La nostra sensazione è che i tagli operati nella vecchia traduzione fossero dovuti soprattutto all’esigenza di ridurre il testo. Non manca nessuna scena cruciale. Sono state accorciate molte descrizioni, battute di dialogo, riflessioni dei personaggi o della voce narrante, ma non abbiamo rilevato alcun intento censorio.
E' stato necessario per voi tenere conto anche dei dialoghi nell'adattamento italiano del film?
Non sarebbe stato possibile tradurre Via col vento nel 2020 prescindendo dal “mito” che lo accompagna, e che talvolta nasce dal film, più che dal romanzo. Così come nella nostra immaginazione di lettrici (e traduttrici) Scarlett non può che avere le fattezze di Vivian Leigh e Rhett Butler quelle di Clark Gable, allo stesso modo certe battute sono diventate proverbiali, e quindi forse imprescindibili. È il caso del famoso “Francamente, me ne infischio”, per esempio: nel romanzo originale “Frankly” non c’è, ma nella nostra traduzione lo abbiamo aggiunto in omaggio al film.

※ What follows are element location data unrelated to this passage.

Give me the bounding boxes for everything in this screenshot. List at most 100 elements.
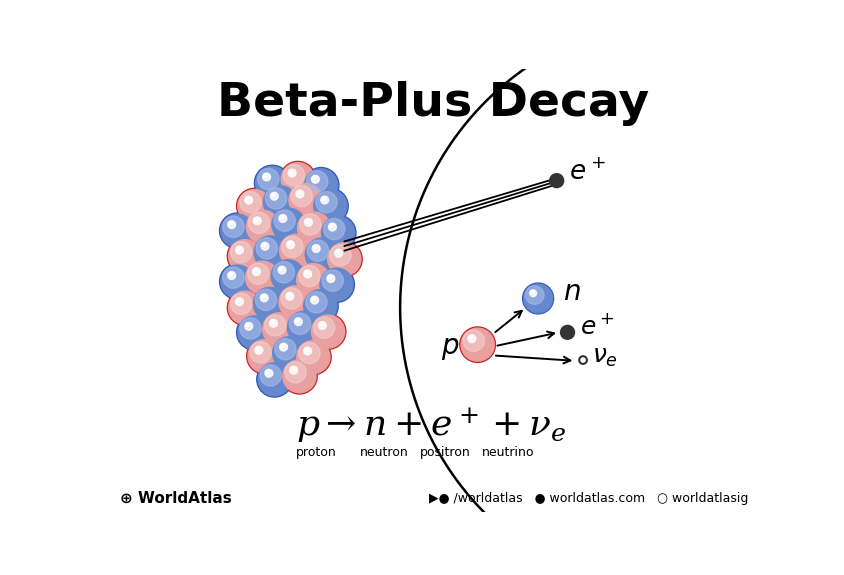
Circle shape bbox=[273, 336, 306, 370]
Text: $n$: $n$ bbox=[562, 278, 580, 306]
Text: ⊕ WorldAtlas: ⊕ WorldAtlas bbox=[120, 491, 231, 506]
Circle shape bbox=[220, 214, 254, 247]
Circle shape bbox=[237, 316, 271, 349]
Circle shape bbox=[290, 185, 312, 206]
Circle shape bbox=[312, 176, 316, 179]
Circle shape bbox=[236, 247, 240, 251]
Circle shape bbox=[303, 290, 337, 323]
Circle shape bbox=[240, 191, 261, 213]
Circle shape bbox=[320, 268, 353, 301]
Circle shape bbox=[270, 207, 306, 242]
Circle shape bbox=[311, 296, 318, 304]
Circle shape bbox=[279, 214, 286, 223]
Circle shape bbox=[254, 236, 287, 269]
Circle shape bbox=[236, 315, 272, 350]
Circle shape bbox=[270, 320, 274, 324]
Text: $p$: $p$ bbox=[440, 334, 458, 362]
Circle shape bbox=[327, 243, 360, 275]
Circle shape bbox=[302, 289, 338, 324]
Circle shape bbox=[296, 340, 329, 373]
Circle shape bbox=[269, 258, 306, 294]
Circle shape bbox=[230, 242, 252, 263]
Circle shape bbox=[305, 348, 308, 351]
Text: ▶● /worldatlas   ● worldatlas.com   ○ worldatlasig: ▶● /worldatlas ● worldatlas.com ○ worlda… bbox=[429, 492, 748, 505]
Text: Beta-Plus Decay: Beta-Plus Decay bbox=[216, 81, 648, 126]
Circle shape bbox=[287, 311, 320, 344]
Text: $p \rightarrow n + e^+ + \nu_e$: $p \rightarrow n + e^+ + \nu_e$ bbox=[295, 405, 565, 444]
Circle shape bbox=[287, 293, 290, 297]
Circle shape bbox=[529, 290, 536, 297]
Text: neutrino: neutrino bbox=[482, 446, 534, 459]
Circle shape bbox=[295, 319, 299, 322]
Circle shape bbox=[246, 197, 249, 201]
Circle shape bbox=[246, 261, 279, 294]
Circle shape bbox=[236, 298, 240, 302]
Circle shape bbox=[530, 290, 533, 293]
Circle shape bbox=[306, 171, 327, 192]
Circle shape bbox=[295, 190, 304, 198]
Circle shape bbox=[313, 317, 334, 338]
Circle shape bbox=[220, 265, 254, 298]
Circle shape bbox=[316, 191, 337, 213]
Text: $e^+$: $e^+$ bbox=[579, 315, 614, 339]
Circle shape bbox=[271, 260, 304, 293]
Circle shape bbox=[304, 237, 339, 273]
Circle shape bbox=[266, 370, 269, 374]
Circle shape bbox=[289, 183, 322, 216]
Circle shape bbox=[271, 335, 306, 371]
Circle shape bbox=[279, 343, 287, 351]
Circle shape bbox=[219, 264, 255, 299]
Circle shape bbox=[256, 167, 289, 200]
Circle shape bbox=[252, 268, 260, 275]
Circle shape bbox=[306, 219, 309, 223]
Circle shape bbox=[289, 313, 311, 335]
Circle shape bbox=[228, 291, 262, 324]
Circle shape bbox=[246, 323, 249, 327]
Circle shape bbox=[240, 318, 261, 339]
Circle shape bbox=[280, 344, 284, 347]
Circle shape bbox=[254, 165, 289, 201]
Circle shape bbox=[296, 263, 329, 297]
Circle shape bbox=[303, 167, 338, 203]
Circle shape bbox=[289, 366, 297, 374]
Circle shape bbox=[265, 187, 286, 209]
Circle shape bbox=[228, 221, 235, 229]
Circle shape bbox=[229, 273, 232, 276]
Circle shape bbox=[252, 286, 288, 321]
Circle shape bbox=[279, 267, 283, 270]
Circle shape bbox=[318, 321, 326, 329]
Circle shape bbox=[257, 363, 291, 396]
Circle shape bbox=[283, 360, 316, 393]
Circle shape bbox=[257, 362, 292, 397]
Circle shape bbox=[329, 224, 333, 227]
Circle shape bbox=[256, 237, 277, 259]
Circle shape bbox=[313, 246, 316, 249]
Text: $e^+$: $e^+$ bbox=[568, 160, 605, 186]
Circle shape bbox=[262, 173, 270, 181]
Circle shape bbox=[228, 271, 235, 279]
Circle shape bbox=[261, 242, 268, 250]
Circle shape bbox=[320, 215, 355, 251]
Circle shape bbox=[305, 238, 338, 271]
Circle shape bbox=[227, 290, 262, 325]
Circle shape bbox=[284, 362, 306, 383]
Circle shape bbox=[257, 168, 279, 190]
Circle shape bbox=[265, 369, 273, 377]
Circle shape bbox=[219, 213, 255, 248]
Circle shape bbox=[255, 346, 262, 354]
Circle shape bbox=[286, 241, 295, 248]
Circle shape bbox=[263, 186, 296, 218]
Circle shape bbox=[299, 266, 320, 287]
Circle shape bbox=[261, 294, 265, 298]
Circle shape bbox=[327, 275, 334, 282]
Circle shape bbox=[247, 263, 268, 285]
Circle shape bbox=[229, 221, 232, 225]
Circle shape bbox=[235, 298, 243, 305]
Circle shape bbox=[311, 244, 320, 252]
Text: neutron: neutron bbox=[360, 446, 408, 459]
Circle shape bbox=[263, 174, 267, 177]
Circle shape bbox=[279, 215, 284, 219]
Circle shape bbox=[248, 212, 269, 233]
Circle shape bbox=[245, 323, 252, 330]
Circle shape bbox=[281, 236, 303, 258]
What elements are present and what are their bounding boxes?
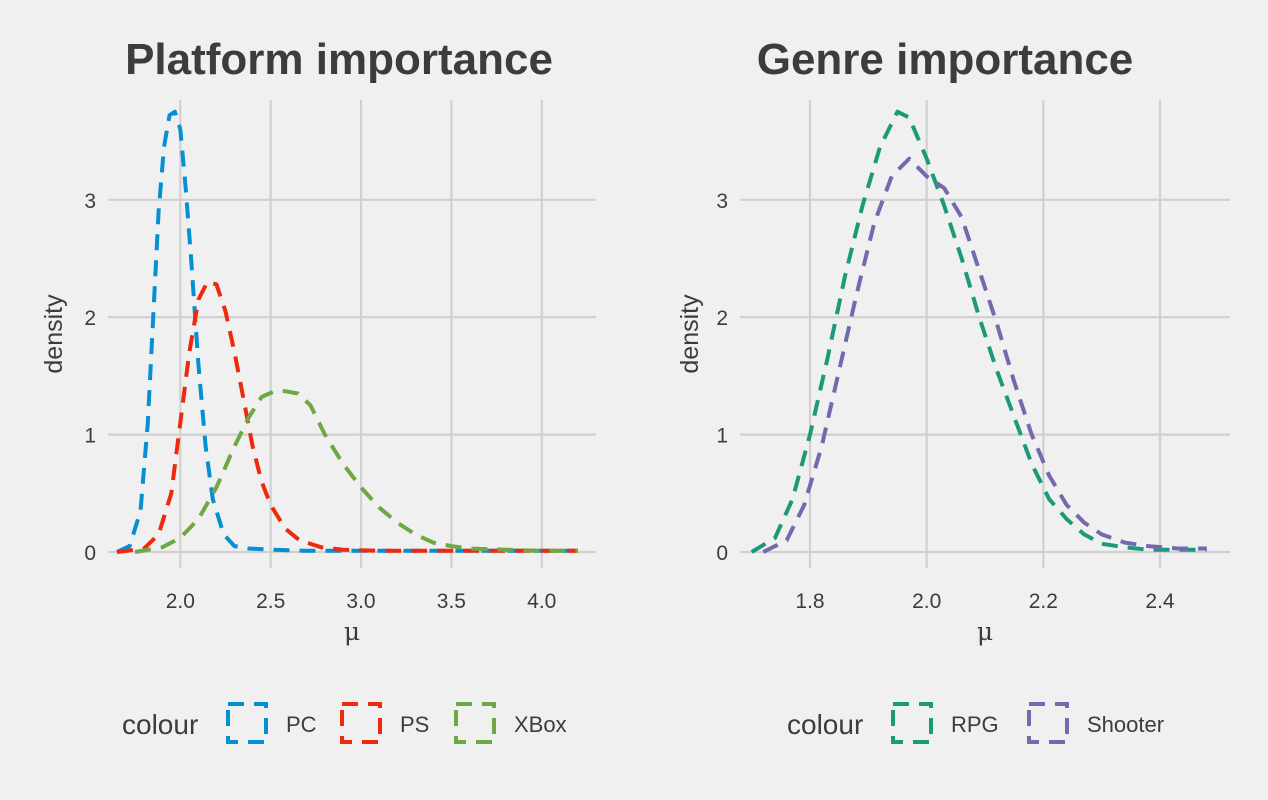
x-tick-label: 2.4 [1145, 590, 1175, 613]
legend-label-xbox: XBox [514, 712, 567, 737]
y-tick-label: 2 [84, 307, 96, 330]
y-tick-label: 0 [716, 542, 728, 565]
legend: colour PC PS XBox [122, 702, 567, 744]
legend-label-pc: PC [286, 712, 317, 737]
legend-key-pc [226, 702, 268, 744]
legend-key-ps [340, 702, 382, 744]
y-tick-label: 3 [716, 190, 728, 213]
legend: colour RPG Shooter [787, 702, 1164, 744]
chart-title: Platform importance [125, 35, 553, 84]
x-tick-label: 2.0 [912, 590, 941, 613]
y-tick-label: 1 [84, 425, 96, 448]
platform-importance-chart: 2.0 2.5 3.0 3.5 4.0 0 1 2 3 Platform importance μ d… [40, 35, 596, 744]
y-axis-label: density [676, 294, 704, 374]
grid [740, 100, 1230, 568]
legend-key-shooter [1027, 702, 1069, 744]
series-line-pc [116, 109, 578, 554]
y-tick-label: 1 [716, 425, 728, 448]
series-line-shooter [762, 156, 1207, 554]
x-axis-label: μ [977, 617, 993, 646]
y-tick-label: 0 [84, 542, 96, 565]
y-tick-label: 2 [716, 307, 728, 330]
legend-key-rpg [891, 702, 933, 744]
x-axis-label: μ [344, 617, 360, 646]
x-tick-label: 2.5 [256, 590, 285, 613]
x-tick-label: 4.0 [527, 590, 556, 613]
x-tick-label: 3.5 [437, 590, 466, 613]
series-line-xbox [134, 389, 578, 554]
legend-label-shooter: Shooter [1087, 712, 1164, 737]
chart-title: Genre importance [757, 35, 1134, 84]
grid [108, 100, 596, 568]
series-line-ps [116, 280, 578, 554]
legend-title: colour [122, 709, 198, 740]
legend-title: colour [787, 709, 863, 740]
legend-key-xbox [454, 702, 496, 744]
x-tick-label: 1.8 [795, 590, 824, 613]
series-line-rpg [750, 109, 1207, 554]
x-tick-label: 3.0 [346, 590, 375, 613]
x-tick-label: 2.0 [166, 590, 195, 613]
x-tick-label: 2.2 [1029, 590, 1058, 613]
y-axis-label: density [40, 294, 68, 374]
legend-label-rpg: RPG [951, 712, 999, 737]
genre-importance-chart: 1.8 2.0 2.2 2.4 0 1 2 3 Genre importance μ density… [676, 35, 1230, 744]
legend-label-ps: PS [400, 712, 429, 737]
y-tick-label: 3 [84, 190, 96, 213]
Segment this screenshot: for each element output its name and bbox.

Che tipo di ricerche avete dovuto fare, per esempio sull'abbigliamento dell'epoca o sul parlato delle fasce sociali, ecc.?
Come preparazione generale, abbiamo guardato il film più volte (in lingua originale e in traduzione), abbiamo consultato i vari prequel e sequel del romanzo pubblicati nel frattempo e abbiamo studiato la storia americana del periodo e la guerra di Secessione in particolare. Abbiamo letto La capanna dello zio Tom, Radici, L’ultima fuggitiva, Il buio oltre la siepe e Il colore viola.

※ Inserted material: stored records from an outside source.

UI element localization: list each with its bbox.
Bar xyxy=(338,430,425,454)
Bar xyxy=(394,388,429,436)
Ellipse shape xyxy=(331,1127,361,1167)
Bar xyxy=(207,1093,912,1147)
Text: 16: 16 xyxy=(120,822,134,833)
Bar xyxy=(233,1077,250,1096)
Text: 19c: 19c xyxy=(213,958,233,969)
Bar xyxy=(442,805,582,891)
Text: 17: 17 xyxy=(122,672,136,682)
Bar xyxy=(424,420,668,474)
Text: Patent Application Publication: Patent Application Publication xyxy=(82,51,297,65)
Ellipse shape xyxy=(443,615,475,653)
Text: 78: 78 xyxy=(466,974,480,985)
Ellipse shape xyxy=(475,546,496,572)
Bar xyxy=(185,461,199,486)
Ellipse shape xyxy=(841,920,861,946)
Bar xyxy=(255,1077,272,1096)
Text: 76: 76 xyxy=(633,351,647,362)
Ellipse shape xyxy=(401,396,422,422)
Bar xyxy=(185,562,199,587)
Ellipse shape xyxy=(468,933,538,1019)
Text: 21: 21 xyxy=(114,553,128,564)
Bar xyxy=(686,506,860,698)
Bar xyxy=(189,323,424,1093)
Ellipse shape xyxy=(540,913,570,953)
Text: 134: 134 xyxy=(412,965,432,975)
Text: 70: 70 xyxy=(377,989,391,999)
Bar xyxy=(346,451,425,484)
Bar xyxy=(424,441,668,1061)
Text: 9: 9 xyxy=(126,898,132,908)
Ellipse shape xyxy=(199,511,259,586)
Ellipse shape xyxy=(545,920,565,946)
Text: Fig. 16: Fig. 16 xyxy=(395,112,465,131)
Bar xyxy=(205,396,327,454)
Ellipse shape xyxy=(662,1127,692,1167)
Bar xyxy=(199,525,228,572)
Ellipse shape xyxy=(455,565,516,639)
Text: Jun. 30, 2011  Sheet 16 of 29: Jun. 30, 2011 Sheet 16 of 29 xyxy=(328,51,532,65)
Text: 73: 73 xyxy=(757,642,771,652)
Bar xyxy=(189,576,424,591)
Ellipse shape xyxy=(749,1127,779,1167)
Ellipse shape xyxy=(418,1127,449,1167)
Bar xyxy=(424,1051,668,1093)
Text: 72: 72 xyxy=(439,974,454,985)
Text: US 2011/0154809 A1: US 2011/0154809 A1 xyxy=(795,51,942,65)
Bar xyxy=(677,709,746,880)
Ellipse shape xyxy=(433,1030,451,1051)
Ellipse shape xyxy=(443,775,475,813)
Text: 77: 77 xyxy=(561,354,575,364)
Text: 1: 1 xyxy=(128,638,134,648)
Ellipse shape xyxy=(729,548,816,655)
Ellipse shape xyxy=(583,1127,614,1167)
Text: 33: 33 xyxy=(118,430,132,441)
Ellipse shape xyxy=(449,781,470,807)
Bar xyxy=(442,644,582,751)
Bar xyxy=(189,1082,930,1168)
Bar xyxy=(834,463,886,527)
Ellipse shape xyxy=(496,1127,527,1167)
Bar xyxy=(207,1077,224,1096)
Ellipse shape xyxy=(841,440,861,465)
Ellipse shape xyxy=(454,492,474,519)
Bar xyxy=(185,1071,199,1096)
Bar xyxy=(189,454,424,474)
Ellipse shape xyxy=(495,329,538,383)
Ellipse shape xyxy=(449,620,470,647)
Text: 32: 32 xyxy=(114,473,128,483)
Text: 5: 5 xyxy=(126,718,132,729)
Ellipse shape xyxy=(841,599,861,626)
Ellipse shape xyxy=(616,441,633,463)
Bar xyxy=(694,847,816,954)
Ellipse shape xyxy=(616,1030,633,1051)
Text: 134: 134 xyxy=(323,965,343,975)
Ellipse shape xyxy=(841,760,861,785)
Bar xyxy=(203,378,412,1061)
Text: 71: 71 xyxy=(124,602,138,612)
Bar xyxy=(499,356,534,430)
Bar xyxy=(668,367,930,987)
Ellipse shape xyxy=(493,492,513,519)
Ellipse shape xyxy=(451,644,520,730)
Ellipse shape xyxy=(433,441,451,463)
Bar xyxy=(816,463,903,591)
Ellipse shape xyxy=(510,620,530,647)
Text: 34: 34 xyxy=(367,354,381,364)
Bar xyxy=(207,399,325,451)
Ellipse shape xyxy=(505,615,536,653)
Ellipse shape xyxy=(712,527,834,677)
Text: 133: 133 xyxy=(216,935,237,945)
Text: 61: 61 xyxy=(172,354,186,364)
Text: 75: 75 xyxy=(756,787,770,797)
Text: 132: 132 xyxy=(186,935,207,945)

Per l’abbigliamento e altre peculiarità della vita quotidiana a quei tempi abbiamo consultato vari siti, e anche qualche blog di appassionati di Via col vento.
Ma l’aspetto più delicato e che naturalmente ha attirato più attenzione è stato l’uso del linguaggio dei e sui “neri”.
Il termine nigger, per esempio. Ai tempi della guerra di Secessione, e anche di Margaret Mitchell, era già offensivo, ma molto meno connotato di oggi. Analoga evoluzione ha avuto la parola “negr*” in italiano: all’epoca della prima pubblicazione di Via col vento era comunemente usata per indicare le persone di colore e nella versione italiana del 1937 spesso traduce anche slaves, darkies, blacks, ecc. Nella nostra traduzione abbiamo tenuto conto di questa evoluzione linguistica e di sensibilità, e abbiamo spesso mitigato i niggers di Margaret Mitchell usando “neri” o alternative come “schiavi”, “servi”, “servitù”, “domestici”, “braccianti”, e “negr*” soltanto nei casi in cui nell’originale c’era un chiaro intento offensivo.
Cosa esprime l'espressione Via col vento?
Il titolo del romanzo di Margaret Mitchell è tratto da un verso della poesia di Ernest Dowson Non Sum Qualis Eram Bonae Sub Regno Cynarae, che parla della fine di un amore e in italiano suona così: “Molto ho dimenticato, Cynara, disperso nel vento”. Nel romanzo, ciò che il vento disperde è la società schiavista del Sud, le piantagioni come Tara e Twelve Oaks, uno stile di vita che molti personaggi del libro rimpiangono e che forse Margaret Mitchell idealizza. Una curiosità: il titolo italiano fu scelto tra una serie di proposte che comprendevano Vento d’uragano, Bufera nel sud, Il vento che travolge, In preda al turbine, Vento di rapina.